Il ministro Francesco Boccia ANSA / INSTAGRAM (Photo: ANSA)

Reclutati in maniera estemporanea” e “senza adeguata preparazione”. Il piano del Governo per reclutare gli assistenti civici non è piaciuto neanche in Protezione civile, che, a meno di ripensamenti, dovrebbe redigere il bando per selezionare i 60.000 delle polemiche.

Anzi, i volontari della Protezione Civile hanno proprio bocciato l’operazione, indice puntato soprattutto contro “la comunicazione istituzionale del ministro Francesco Boccia e del presidente dell’Anci, Antonio Decaro (i due padri dell’iniziativa, ndr) che hanno fatto passare concetti sbagliati. Non si possono fare le cose in questo modo, all’acqua di rose, così si svilisce il volontariato. Assistere a certe scene, leggere certe dichiarazioni ci ha sconvolto”.

Patrizio Losi lo dice senza mezzi termini. Se consenti a una persona di essere chiamato volontariosolo perché ha risposto a un bando come si era pensato di fare con gli assistenti civici, allora non hai capito niente di cos’è il volontariato, una scelta di vita basata su ideali e strutturata attraverso mesi e mesi di formazione, scandisce il presidente del Comitato nazionale Volontariato della Protezione civile.

Per la prima volta nella sua storia l’ex Consulta - che rappresenta oltre 500.000 associazioni - ha ritenuto opportuno pubblicare una nota stampa, diramata ieri a tarda sera, per esprimere il proprio dissenso. Soprattutto sul fatto che nella comunicazione istituzionale gli assistenti civici siano stati equiparati ai volontari della Protezione civile. “Vedere il ministro Boccia che mostra la pettorina della Protezione civile in tv ci ha sconvolto. Quel simbolo per i volontari della Protezione civile è un punto di arrivo - prosegue il presidente del Comitato nazionale - quel triangolo con gli angoli smussati unisce l’alpino con la sua penna alla Croce Rossa con la sua croce.
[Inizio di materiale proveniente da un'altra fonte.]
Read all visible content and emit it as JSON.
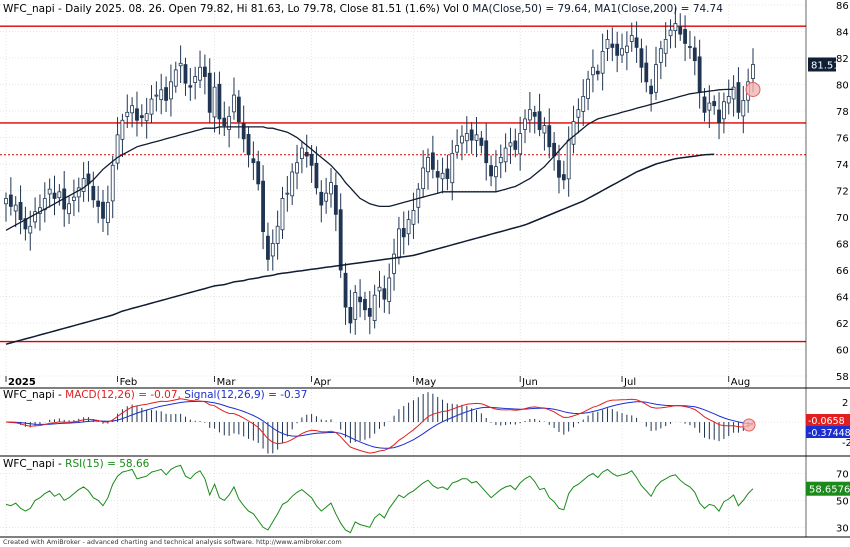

Un volontario può pregiarsi di indossare la pettorina con quel simbolo dopo aver seguito un percorso di formazione adeguata, non si può pensare di diventare volontari da un giorno all’altro e un ministro non dovrebbe far passare un concetto del genere”.

E poi ci sono state le parole di Decaro, “che ancora di più - e qui Losi ripete le parole scritte nella nota stampa - assimilando gli assistenti civici ai volontari e alle volontarie di Protezione civile che si sono dedicati al servizio degli altri, ingenerano una pericolosa confusione e ne offendono l’impegno”. Le attività di supporto sul territorio, è il ragionamento, sembrano facili, ma non lo sono, “c’è bisogno di una preparazione adeguata la cui necessità in quel bando non veniva proprio presa in considerazione”.

Stamattina, il Comitato nazionale ha chiesto e ottenuto un incontro con il capo dipartimento della Protezione civile “che - precisa Losi - ci ha assicurato che la rotta cambierà, che è in corso un ripensamento sulla struttura organizzativa di questa iniziativa. Sappiamo che sui territori c’è bisogno di aiuto, che i sindaci hanno necessità di supporto, ma non si può puntare su persone non formate in maniera adeguata”.

Mentre “i volontari e le volontarie della Protezione civile che operano ogni giorni al fianco delle Istituzioni mettono al servizio del sistema oltre che il proprio tempo un impegno costante nella formazione e nelladdestramento, nellelaborazione di metodologie operative sempre più efficaci, nello studio e nella pianificazione. Principi - conclude Losi - che erano stati ovviamente messi in discussione da un provvedimento attraverso il quale si riteneva di affidare compiti delicatissimi a sessantamila cittadini reclutati in maniera estemporanea e privi dell’adeguata preparazione per sostenere i sindaci”.